Considerations in determining work-relatedness:
—Prior occupational and non-occupational noise exposure.
—Evaluation of calibration records and test environment.
—Investigation of related activities.
—Personal medical conditions.
—Age correction.
—Effectiveness of hearing conservation program,
—Wearing of hearing protection.
—Inadequate attenuating hearing protection.
—Ill-fitting and improper insertion of hearing protection.
—Consistent or inconsistent use of hearing protection.
(76 FR 44045)

Workers below the Action Level may experience a work-related loss (76 FR 44045).

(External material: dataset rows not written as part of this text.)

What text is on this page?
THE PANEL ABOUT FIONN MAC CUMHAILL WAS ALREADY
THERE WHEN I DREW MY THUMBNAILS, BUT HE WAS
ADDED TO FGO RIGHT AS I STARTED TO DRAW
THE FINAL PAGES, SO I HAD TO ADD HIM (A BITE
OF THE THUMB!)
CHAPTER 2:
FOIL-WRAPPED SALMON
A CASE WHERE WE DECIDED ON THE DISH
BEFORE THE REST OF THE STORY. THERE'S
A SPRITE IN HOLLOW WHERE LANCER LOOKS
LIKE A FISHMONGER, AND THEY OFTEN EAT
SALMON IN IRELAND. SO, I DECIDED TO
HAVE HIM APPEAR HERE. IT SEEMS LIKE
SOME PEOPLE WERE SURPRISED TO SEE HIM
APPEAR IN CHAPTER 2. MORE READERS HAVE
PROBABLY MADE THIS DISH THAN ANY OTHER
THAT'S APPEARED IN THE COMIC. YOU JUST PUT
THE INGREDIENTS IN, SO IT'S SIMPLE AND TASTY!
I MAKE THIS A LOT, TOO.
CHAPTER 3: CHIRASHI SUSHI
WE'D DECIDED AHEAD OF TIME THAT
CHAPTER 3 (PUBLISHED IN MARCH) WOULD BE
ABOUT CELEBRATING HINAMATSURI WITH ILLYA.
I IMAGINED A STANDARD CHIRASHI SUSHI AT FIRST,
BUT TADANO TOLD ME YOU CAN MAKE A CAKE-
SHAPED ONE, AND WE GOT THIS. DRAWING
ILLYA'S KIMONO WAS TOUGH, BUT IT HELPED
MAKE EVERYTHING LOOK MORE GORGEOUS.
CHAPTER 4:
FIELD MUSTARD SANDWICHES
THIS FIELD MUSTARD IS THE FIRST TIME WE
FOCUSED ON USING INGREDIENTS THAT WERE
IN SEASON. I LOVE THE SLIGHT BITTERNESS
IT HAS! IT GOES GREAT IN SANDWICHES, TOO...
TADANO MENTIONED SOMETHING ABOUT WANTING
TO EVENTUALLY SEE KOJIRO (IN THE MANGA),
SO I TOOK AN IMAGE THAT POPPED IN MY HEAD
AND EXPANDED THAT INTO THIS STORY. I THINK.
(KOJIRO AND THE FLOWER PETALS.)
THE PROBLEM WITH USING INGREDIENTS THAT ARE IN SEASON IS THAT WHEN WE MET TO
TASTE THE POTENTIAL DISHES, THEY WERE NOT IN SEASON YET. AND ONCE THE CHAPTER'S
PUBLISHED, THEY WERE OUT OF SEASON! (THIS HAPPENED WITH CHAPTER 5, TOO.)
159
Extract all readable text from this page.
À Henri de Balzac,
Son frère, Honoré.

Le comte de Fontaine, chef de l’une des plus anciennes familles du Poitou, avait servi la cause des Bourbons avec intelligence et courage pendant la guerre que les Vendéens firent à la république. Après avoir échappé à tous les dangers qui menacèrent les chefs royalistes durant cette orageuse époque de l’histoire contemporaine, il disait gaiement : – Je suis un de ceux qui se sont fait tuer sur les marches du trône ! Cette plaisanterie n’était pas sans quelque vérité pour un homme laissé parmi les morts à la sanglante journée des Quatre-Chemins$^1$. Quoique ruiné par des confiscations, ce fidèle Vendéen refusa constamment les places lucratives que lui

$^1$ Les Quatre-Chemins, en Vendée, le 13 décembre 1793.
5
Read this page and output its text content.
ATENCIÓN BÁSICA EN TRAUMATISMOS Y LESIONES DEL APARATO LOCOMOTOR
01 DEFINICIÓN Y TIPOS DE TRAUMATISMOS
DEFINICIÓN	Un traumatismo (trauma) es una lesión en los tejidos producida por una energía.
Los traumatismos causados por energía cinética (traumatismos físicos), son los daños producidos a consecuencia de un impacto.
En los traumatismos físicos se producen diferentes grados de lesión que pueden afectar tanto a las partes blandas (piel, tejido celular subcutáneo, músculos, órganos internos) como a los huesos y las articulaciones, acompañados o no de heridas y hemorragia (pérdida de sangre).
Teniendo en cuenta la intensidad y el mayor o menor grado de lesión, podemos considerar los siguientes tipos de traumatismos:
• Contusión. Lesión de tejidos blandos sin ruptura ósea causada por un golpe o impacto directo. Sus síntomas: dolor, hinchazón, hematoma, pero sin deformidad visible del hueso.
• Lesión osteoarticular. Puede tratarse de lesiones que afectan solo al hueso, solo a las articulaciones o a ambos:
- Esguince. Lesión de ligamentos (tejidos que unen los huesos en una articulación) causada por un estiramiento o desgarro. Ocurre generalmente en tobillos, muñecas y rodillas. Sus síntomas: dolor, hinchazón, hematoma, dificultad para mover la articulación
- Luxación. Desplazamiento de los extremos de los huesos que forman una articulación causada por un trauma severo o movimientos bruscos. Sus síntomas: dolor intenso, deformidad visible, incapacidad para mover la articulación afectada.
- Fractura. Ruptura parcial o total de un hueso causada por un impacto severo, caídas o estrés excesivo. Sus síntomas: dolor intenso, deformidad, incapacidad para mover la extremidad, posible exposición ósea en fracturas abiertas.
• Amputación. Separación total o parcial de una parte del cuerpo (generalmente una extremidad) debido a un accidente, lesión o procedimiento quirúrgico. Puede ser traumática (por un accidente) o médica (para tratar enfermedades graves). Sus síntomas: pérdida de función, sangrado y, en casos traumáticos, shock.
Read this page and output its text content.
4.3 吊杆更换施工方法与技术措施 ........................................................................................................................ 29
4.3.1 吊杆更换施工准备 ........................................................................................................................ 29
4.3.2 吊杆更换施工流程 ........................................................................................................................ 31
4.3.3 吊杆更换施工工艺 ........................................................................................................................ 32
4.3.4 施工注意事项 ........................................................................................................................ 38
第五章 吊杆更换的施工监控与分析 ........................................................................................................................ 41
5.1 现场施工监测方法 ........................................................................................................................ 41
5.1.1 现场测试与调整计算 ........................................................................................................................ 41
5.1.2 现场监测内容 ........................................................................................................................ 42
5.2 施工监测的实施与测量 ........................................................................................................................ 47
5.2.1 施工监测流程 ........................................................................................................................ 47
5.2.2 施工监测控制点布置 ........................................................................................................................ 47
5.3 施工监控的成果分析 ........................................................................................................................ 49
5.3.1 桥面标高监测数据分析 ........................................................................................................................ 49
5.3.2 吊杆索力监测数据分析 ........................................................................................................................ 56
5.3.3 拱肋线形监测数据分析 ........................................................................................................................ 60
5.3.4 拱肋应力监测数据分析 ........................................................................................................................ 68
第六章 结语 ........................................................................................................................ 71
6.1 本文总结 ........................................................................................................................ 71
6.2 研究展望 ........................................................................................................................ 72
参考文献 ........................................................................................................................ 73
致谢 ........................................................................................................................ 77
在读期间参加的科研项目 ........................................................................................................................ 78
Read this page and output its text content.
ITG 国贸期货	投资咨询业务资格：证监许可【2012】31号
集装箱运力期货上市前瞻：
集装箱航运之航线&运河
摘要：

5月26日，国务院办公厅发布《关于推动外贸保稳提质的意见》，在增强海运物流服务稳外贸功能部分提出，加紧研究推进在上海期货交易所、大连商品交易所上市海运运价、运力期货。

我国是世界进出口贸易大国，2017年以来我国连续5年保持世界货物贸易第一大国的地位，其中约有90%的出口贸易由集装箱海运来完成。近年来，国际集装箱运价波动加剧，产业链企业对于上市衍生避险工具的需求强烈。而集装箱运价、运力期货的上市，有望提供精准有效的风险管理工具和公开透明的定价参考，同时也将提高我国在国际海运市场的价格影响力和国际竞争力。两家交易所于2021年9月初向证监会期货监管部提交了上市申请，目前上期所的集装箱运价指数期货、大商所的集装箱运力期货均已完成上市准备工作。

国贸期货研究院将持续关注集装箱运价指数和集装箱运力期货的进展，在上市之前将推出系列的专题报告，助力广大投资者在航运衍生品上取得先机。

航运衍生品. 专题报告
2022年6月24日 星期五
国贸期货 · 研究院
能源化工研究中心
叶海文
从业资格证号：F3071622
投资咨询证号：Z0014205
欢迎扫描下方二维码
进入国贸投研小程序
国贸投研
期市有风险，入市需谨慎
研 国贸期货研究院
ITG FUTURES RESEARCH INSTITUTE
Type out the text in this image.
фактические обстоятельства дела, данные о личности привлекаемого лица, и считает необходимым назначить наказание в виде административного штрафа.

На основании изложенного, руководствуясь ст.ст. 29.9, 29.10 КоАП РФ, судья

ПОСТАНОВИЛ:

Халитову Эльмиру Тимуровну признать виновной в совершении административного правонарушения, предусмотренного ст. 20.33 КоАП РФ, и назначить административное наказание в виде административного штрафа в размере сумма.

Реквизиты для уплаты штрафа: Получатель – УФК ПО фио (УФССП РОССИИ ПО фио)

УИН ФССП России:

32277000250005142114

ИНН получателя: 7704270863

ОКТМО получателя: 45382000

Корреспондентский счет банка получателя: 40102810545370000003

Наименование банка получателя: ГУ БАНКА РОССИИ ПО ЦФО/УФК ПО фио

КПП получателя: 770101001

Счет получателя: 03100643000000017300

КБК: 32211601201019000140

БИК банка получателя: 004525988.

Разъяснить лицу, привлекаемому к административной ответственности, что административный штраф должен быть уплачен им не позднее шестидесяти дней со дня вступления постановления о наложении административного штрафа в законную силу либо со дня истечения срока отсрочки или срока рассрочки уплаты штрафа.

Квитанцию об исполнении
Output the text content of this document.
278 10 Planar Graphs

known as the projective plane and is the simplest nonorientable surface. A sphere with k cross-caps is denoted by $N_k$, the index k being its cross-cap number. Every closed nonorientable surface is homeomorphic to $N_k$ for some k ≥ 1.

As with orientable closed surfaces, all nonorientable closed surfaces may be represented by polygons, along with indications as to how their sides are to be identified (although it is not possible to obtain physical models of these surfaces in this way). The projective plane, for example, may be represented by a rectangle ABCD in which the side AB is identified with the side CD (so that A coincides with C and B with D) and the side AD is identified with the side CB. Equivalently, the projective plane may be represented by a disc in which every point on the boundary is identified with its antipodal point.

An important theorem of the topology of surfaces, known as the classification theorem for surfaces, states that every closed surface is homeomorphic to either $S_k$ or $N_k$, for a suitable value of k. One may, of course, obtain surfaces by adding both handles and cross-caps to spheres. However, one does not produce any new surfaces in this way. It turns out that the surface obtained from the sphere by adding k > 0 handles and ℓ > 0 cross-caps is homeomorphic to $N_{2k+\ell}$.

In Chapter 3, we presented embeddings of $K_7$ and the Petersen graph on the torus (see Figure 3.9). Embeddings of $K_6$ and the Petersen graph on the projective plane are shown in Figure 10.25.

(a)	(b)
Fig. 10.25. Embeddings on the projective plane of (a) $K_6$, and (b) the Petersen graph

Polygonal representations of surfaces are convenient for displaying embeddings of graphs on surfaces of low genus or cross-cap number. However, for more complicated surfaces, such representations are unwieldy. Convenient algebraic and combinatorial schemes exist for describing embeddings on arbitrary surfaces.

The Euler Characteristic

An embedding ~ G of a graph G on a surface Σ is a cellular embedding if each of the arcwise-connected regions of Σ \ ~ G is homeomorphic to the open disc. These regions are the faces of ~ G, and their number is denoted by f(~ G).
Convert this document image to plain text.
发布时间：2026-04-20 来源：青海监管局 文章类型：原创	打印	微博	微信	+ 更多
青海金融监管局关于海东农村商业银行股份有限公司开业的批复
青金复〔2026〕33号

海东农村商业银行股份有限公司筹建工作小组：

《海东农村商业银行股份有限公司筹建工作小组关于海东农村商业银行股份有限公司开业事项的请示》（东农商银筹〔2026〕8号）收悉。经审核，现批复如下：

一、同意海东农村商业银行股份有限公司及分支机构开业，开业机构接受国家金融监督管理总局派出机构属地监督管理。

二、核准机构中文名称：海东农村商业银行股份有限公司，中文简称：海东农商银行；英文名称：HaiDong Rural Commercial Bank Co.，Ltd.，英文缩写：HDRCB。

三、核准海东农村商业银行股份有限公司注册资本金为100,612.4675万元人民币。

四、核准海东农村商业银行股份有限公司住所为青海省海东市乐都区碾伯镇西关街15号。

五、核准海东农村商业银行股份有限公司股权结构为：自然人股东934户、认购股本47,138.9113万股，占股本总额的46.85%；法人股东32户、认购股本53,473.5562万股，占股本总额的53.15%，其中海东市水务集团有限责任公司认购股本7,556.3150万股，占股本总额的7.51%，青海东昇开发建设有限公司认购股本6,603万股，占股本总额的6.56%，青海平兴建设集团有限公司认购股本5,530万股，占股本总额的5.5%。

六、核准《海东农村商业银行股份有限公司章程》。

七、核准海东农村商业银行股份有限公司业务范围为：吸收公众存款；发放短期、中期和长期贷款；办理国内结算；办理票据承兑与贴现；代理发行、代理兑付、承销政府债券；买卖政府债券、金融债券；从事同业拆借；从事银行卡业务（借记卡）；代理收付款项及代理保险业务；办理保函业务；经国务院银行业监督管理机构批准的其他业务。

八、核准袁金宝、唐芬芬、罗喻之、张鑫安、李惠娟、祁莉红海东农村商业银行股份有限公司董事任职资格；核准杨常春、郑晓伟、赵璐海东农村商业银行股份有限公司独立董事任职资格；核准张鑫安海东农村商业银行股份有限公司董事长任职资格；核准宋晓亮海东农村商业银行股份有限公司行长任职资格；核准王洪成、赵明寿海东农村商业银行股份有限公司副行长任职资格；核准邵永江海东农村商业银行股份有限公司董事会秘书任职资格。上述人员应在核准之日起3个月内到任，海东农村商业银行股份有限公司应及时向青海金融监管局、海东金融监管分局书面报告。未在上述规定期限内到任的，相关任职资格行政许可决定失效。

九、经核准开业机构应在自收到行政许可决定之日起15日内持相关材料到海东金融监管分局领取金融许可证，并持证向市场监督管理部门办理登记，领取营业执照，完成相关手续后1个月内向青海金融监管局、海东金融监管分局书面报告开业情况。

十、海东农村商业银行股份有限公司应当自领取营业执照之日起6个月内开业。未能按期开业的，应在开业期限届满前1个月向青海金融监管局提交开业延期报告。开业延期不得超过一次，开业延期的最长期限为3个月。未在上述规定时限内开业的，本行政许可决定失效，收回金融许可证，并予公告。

Where it is true that noise exposure below the Action Level of 85 dBA TWA has a small percentage of workers at risk, it is important to note that in my experience the occurrence of work-related hearing loss without noise is rare in most industries. A ruptured eardrum due to trauma or diving, sparks in the ear, etc., would already be recordable as an injury. Exposure to heavy metals and organic solvents as toluene, xylene, styrene, trichlorethylene, etc. may produce hearing loss without noise. However, their occurrence without noise is rare. Hearing testing on some routine basis (3yrs, 5yrs or 7 yrs) of non-noise exposed workers is strongly encouraged. The benefit of a continuing, successful hearing conservation program is to maintain a healthy workforce by detecting and preventing hearing loss in all workers.

Step 5

Is the loss persistent?

If in the course of routine testing required by the Noise Standard, the STS no longer appears, it may be lined out. If the audiometric testing indicates that an STS is not persistent, the entry may be erased or lined-out (76 FR 44043). "If subsequent audiometric testing performed under the testing requirements of the 1910.95 noise standard indicates that an STS is not persistent, you may erase or line-out the recorded entry."

The employer does not have to maintain documentation concerning the removal. OSHA feels the documentation is in the hearing test records the company is already required to keep for the Noise Standard - 1910.95 (76 FR 44044). Accountability is in the audiometric record keeping.

Also, The removal is not at the discretion of the reviewing professional. OSHA considers the program to be reviewed by a reviewing professional and did not want to repeat the requirement (76 FR 44044).


Additional Notes:

In recording hearing loss the requirement to check the hearing loss column on the Log for hearing loss cases has been delayed. OSHA is asking for comments concerning the need for a separate hearing loss column.

Construction, agriculture, oil and gas drilling and servicing, and shipbuilding industries are not covered under 1910.95 and are not required to do hearing testing. If they do testing they would be required to log according to 1904.10 like other industries.